Trump refuses to attend second Presidential debate

GEORGE FREY / AFP

U.S. President Donald Trump will resume in-person campaigning on Saturday after being sidelined by a case of COVID-19, but a debate next week against his presidential election opponent Joe Biden was canceled because Trump refused to participate.

Trump will address a crowd of supporters on Saturday from a White House balcony on a "law and order" theme, an administration official said. A source familiar with the planning for the event said the crowd could be in the hundreds, and all were expected to wear masks.


Then the Republican president will travel on Monday to central Florida, a state crucial to his hopes of winning a second term in the Nov. 3 election.
He will stage his first campaign rally since his coronavirus diagnosis at an airport in the town of Sanford. The campaign did not disclose if it would be held in a hangar with doors open, as it has in the past, or entirely outside.

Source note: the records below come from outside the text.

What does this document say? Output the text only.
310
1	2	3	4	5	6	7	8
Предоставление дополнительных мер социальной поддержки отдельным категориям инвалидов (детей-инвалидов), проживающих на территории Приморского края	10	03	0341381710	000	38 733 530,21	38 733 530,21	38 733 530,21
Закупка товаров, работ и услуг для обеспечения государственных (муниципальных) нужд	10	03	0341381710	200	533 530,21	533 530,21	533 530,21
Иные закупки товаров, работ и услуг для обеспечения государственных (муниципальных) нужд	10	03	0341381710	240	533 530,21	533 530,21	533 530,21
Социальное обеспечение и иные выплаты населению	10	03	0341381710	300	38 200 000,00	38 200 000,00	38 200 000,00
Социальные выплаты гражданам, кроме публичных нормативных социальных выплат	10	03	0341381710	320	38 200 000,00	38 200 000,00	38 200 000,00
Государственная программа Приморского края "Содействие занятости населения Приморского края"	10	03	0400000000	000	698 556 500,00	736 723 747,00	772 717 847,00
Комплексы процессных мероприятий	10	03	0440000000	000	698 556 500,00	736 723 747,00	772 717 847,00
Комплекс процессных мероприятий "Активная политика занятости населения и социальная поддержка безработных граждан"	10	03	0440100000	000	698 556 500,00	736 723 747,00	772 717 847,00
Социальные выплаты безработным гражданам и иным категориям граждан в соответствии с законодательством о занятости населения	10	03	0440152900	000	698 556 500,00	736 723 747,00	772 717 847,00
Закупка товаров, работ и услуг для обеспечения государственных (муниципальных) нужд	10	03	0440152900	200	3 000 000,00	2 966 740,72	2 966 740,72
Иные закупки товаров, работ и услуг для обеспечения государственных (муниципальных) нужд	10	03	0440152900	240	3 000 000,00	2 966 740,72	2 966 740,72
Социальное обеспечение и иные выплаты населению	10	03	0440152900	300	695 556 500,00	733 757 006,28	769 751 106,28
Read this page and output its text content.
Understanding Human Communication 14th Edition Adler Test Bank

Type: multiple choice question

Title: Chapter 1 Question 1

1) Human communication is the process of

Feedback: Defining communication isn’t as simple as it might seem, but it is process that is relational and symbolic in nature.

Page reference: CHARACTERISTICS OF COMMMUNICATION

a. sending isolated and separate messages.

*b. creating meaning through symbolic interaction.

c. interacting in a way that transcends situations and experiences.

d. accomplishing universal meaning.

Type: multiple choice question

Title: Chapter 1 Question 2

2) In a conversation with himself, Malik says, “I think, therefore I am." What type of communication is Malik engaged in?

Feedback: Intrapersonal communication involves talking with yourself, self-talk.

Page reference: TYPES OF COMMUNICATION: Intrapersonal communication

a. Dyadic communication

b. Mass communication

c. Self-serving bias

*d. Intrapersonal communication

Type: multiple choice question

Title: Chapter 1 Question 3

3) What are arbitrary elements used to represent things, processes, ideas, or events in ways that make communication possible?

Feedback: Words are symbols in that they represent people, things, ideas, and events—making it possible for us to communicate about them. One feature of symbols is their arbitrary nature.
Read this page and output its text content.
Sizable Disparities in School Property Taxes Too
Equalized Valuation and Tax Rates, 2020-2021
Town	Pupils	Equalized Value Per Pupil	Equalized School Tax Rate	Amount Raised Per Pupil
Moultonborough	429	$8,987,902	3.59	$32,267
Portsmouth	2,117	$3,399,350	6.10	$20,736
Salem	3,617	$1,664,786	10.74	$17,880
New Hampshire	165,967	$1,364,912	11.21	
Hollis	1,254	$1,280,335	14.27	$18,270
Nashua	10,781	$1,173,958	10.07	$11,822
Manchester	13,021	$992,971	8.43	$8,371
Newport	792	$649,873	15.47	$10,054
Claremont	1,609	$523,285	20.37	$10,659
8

As the president prepared to return to the trail, the body that oversees presidential debates said the match-up between Trump and Biden, the Democratic candidate, scheduled for Oct. 15 had been formally canceled.


Trump refused to participate in what was supposed to be the second of three debates with Biden after the Commission on Presidential Debates switched it to a virtual contest in the wake of the president's illness.


The final debate on Oct. 22 is still set to take place.


Questions remain about whether Trump, who announced on Oct. 2 he had the virus and spent three nights in a military hospital, is still contagious.
The illness has kept him from holding public rallies and attending fundraisers at a critical juncture of the campaign. He trails Biden in opinion polls with just weeks to go before the election.


Attendees at the Florida rally will be given a temperature check, masks that they will be encouraged to wear and access to hand sanitizer, the campaign said.


Biden sharply criticized Trump's decision to resume campaigning. "Good luck. I wouldn’t show up unless you have a mask and can distance,” he told reporters in Paradise, Nevada. Trump and his administration have faced criticism for their handling of the pandemic, as well as for a lax approach to mask-wearing and social distancing in the White House and - in recent days - confusing messages about how ill the president has been.


At least 11 people who attended a White House event on Sept. 26 where Trump announced his nomination of Amy Coney Barrett to the Supreme Court have since tested positive.


Dr. Anthony Fauci, a member of the White House coronavirus task force, on Friday called it a "superspreader event."
"It was in a situation where people were crowded together, were not wearing masks. So the data speak for themselves," Fauci told CBS Radio.


Nine COVID-19 cases have also been linked to a Trump rally in Bemidji, Minnesota on Sept. 18, the state's health department said on Friday, according to local media.


White House spokeswoman Kayleigh McEnany said the president was eager to resume campaigning but would do so safely. "He wants to talk to the American people, and he wants to be out there," she told Fox News.
"There are medical tests underway that will ensure that when the president is back out he will not be able to transmit the virus," McEnany added.

Biden has continued to campaign during Trump's illness, spending the day in Las Vegas, Nevada, at a drive-in rally where people attended in vehicles.